10.08.2018
Edith Mac Quene is, among other things, a matriarch, a style icon, an eclectic collector, an ardent lover of the Lord. She is also filmmaker/photographer Jabu Nadia Newman’s maternal grandmother, and the subject of her solo show at Orms Cape Town School of Photography.
The show’s title, ‘Mokwena Macquena Mac Quene’ relates to the history of Edith Mac Quene’s name, which involves the various name changes and bureaucratic measures her family took in order to be classified as coloured rather than black, namely so that they could keep their family home in the suburb of Retreat. Newman says her intention for this show was to question anti-blackness in coloured identity, starting with her family. The images of Mac Quene in her domestic space register an eighty-year history of contentions and contradictions across cultural and racial lines. In one image, an oil painting of a European harbour hangs opposite a tapestry depicting an unplaceable African landscape, complete with faceless black children dancing to drums. In the same photo, a cabinet exhibits a wooden giraffe carving, a Victorian-style, cherub-clad porcelain urn, souvenirs from New Zealand and Bangkok, a series of kitschy religious plates. This creolised aesthetic calls into question the way identity is articulated in material culture, often defying categorisation. It also reveals the problems Newman wants to reckon with: what are the politics of using a curio African doll as a doorstop, in a home which, at least at one point, was hell-bent on coloured assimilation?
I like the way Newman characterises her grandmother’s curatorial choices as ‘a bit naïve.’ It’s this simultaneous compassion and critical edge that has always kept me engaged in Newman’s characters. Compared to her other projects – which include, The Foxy Five, a mini-series on a gang of intersectional feminists, and Queenie, a short film about rediscovering queer family – these pieces are more documentary in nature. As is the case with other art forms, documentary photography especially tends to raise issues of representation.

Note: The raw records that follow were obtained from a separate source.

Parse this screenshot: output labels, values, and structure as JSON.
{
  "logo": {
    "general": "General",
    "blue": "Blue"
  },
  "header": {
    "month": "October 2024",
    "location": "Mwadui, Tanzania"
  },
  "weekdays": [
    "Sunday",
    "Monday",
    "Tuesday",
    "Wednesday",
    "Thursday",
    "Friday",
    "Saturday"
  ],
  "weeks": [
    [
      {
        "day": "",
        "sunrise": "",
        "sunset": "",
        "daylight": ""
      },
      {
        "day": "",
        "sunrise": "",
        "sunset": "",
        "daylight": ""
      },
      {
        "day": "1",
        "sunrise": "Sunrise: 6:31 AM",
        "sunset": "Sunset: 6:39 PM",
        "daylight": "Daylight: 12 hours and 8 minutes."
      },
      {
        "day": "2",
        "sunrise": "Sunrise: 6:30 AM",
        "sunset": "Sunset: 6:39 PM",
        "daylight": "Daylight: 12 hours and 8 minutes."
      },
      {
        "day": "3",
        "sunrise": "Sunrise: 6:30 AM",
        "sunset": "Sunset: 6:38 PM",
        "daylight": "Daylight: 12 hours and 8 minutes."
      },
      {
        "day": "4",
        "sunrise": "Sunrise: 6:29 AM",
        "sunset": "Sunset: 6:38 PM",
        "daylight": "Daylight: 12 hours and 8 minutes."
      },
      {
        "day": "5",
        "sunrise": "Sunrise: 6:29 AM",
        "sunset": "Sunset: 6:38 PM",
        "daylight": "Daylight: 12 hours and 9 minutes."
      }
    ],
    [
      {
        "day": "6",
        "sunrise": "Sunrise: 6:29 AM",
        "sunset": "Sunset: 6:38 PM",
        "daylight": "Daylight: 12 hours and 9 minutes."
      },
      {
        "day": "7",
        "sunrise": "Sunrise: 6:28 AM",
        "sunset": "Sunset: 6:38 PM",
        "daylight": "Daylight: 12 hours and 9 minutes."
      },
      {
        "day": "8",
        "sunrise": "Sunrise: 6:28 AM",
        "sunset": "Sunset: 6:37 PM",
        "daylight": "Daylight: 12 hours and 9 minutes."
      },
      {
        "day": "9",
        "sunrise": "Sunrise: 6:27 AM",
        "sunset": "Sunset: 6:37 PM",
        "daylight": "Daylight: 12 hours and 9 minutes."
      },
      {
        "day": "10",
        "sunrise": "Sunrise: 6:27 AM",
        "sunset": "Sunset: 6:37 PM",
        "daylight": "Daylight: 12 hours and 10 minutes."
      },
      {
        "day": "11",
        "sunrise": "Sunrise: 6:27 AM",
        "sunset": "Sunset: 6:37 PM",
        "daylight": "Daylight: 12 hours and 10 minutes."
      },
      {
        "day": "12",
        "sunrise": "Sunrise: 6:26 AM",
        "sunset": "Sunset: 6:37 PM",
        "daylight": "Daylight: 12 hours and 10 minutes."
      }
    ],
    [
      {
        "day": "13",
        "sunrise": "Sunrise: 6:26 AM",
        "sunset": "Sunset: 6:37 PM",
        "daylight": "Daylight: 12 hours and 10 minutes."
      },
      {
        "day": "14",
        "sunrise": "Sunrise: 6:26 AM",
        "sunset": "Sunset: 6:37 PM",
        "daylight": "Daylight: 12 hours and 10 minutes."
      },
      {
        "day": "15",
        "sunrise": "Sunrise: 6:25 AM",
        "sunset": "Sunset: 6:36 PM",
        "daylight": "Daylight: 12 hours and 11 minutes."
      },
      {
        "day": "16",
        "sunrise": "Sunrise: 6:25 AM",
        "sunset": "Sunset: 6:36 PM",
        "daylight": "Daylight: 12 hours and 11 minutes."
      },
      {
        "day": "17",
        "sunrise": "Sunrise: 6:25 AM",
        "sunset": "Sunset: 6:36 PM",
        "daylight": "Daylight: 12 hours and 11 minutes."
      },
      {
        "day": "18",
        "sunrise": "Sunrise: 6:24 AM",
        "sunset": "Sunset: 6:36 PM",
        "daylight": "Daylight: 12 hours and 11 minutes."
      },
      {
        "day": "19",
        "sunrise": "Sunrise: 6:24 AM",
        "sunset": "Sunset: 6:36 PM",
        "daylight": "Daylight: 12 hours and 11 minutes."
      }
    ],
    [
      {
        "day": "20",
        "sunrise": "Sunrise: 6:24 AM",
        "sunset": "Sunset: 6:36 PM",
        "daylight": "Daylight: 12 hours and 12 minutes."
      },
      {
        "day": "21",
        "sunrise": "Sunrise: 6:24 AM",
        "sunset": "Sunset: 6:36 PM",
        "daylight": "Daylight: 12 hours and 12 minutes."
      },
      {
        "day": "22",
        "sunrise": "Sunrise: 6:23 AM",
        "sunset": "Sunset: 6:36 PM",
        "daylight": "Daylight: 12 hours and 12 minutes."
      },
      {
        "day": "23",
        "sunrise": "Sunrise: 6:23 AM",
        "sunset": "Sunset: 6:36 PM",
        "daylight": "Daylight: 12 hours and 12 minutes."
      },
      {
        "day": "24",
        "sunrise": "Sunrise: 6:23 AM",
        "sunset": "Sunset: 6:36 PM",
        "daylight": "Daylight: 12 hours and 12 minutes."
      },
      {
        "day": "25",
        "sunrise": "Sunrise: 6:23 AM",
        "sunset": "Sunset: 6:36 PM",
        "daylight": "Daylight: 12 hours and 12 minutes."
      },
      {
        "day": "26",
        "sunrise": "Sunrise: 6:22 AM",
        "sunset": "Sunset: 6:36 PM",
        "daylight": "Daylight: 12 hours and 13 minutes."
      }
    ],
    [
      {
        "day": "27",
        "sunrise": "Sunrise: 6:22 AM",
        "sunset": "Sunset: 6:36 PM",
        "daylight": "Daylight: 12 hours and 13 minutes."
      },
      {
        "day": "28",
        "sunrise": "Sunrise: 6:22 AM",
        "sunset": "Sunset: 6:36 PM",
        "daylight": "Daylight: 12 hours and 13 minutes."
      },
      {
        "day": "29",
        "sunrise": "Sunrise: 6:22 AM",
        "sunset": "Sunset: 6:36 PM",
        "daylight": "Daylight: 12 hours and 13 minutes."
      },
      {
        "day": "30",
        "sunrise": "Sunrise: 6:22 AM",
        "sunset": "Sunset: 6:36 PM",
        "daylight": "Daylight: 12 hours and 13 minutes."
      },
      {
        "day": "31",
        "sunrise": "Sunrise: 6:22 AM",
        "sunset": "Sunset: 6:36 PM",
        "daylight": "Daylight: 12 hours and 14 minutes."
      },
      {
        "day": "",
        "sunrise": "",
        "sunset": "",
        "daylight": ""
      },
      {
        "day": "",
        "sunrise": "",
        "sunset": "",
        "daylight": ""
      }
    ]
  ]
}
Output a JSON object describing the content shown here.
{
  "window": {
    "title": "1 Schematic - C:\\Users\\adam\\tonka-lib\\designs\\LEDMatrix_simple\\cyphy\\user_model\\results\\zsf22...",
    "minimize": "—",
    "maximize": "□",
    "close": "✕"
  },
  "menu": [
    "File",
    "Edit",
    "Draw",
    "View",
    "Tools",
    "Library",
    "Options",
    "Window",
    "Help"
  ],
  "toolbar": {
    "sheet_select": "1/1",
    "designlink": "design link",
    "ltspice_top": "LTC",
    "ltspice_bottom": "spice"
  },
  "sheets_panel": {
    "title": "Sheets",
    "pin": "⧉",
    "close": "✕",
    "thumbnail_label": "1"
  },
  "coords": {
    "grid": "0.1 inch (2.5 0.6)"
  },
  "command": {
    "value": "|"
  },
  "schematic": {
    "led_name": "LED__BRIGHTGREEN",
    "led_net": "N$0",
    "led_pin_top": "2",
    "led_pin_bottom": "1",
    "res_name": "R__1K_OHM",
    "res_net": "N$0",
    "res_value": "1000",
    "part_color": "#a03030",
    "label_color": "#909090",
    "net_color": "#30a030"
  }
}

Histories of colonial photography prove that representing people violently can have long-lasting damages on the historical archive as well as the collective psyche. When I asked Newman how she wanted to represent her grandmother, she told me how important it was to capture her in different roles, both posed and candid. For me, it was nice to walk into a photography exhibition and see the same face over and over again. Here she is as the pastor’s wife, arms raised to jazzy gospel music at her local church. Here she is posed regally beneath family portraits and her framed university degree, which she decided to complete upon taking her oldest daughter in for registration. Though I don’t claim to know her in her entirety, this show made Edith Mac Quene come alive for me, a welcome change from the anonymous faces that permeate visual culture.
Indeed, there is something human about Newman’s work. Perhaps it’s the many ways in which she has turned the exhibition space into a temporary home, inviting the viewer inside. Edith Mac Quene’s dining room wall is replicated full-scale in the gallery; even though I can see the peeling edges of its wheatpaste postage, I am struck by the same jitters I used to get when surrounded by my own grandmother’s fragile trinkets. A photography studio has been converted into a viewing room/lounge, decorated with objects from Mac Quene’s home – floral chairs, a candelabra, homemade throws and doilies. A four-channel video installation introduces us to her properly. We hear her life stories in her own words: how her parents walked from Zimbabwe to Johannesburg, or how the apartheid government came to remove non-coloured families from Retreat by the busload.
Though the deeply personal aspects of this show are what made it, for me, at once so touching, and so complex, inviting strangers into one’s private sphere is not an easy task. Newman certainly runs the risk of laying bare her grandmother’s world to a world of discourse which is all-too-often reductive.
But Newman is an expert of boundaries. Two videos follow Newman as she walks through the house, reminding us that we are seeing the world through her eyes. Newman acts as a prism, the way the camera lens acts as a prism, between subject and viewer. I think that the pleasure of this show is that Newman has already done the hard work for us: she has witnessed another person authentically, with all the love and confusion wrapped up in that relationship. Thus, the viewer gets to assume the perspective of a clever, caring photographer without having to exercise their own compassion. My only worry is that this could be a dangerous arrangement, wherein a privileged class of predominantly white art goers, once again, reap the benefits of a woman of colour’s labour.
Then again, too often the assumption is made that artists create their work for the art world. It’s almost a given that exhibitions belong to collectors, gallerists, and reviewers. But for this show, Newman insists that work made about her family is necessarily for her family. Edith Mac Quene as well as several cousins and church members were present for the opening event, refreshingly outnumbering the average gallery-goers. Newman says that she wants to explore racism in the coloured community, starting with her family. For me, this reads as a major achievement for Newman’s career. If I could pick a thematic thread that runs through Newman’s creative work, I would say it’s about communities of radical love. Rather than reimagining what those communities look like in fiction, Newman is actively creating them in her home. For us, we must bear witness to this journey of self-discovery the way any houseguest would: with respect.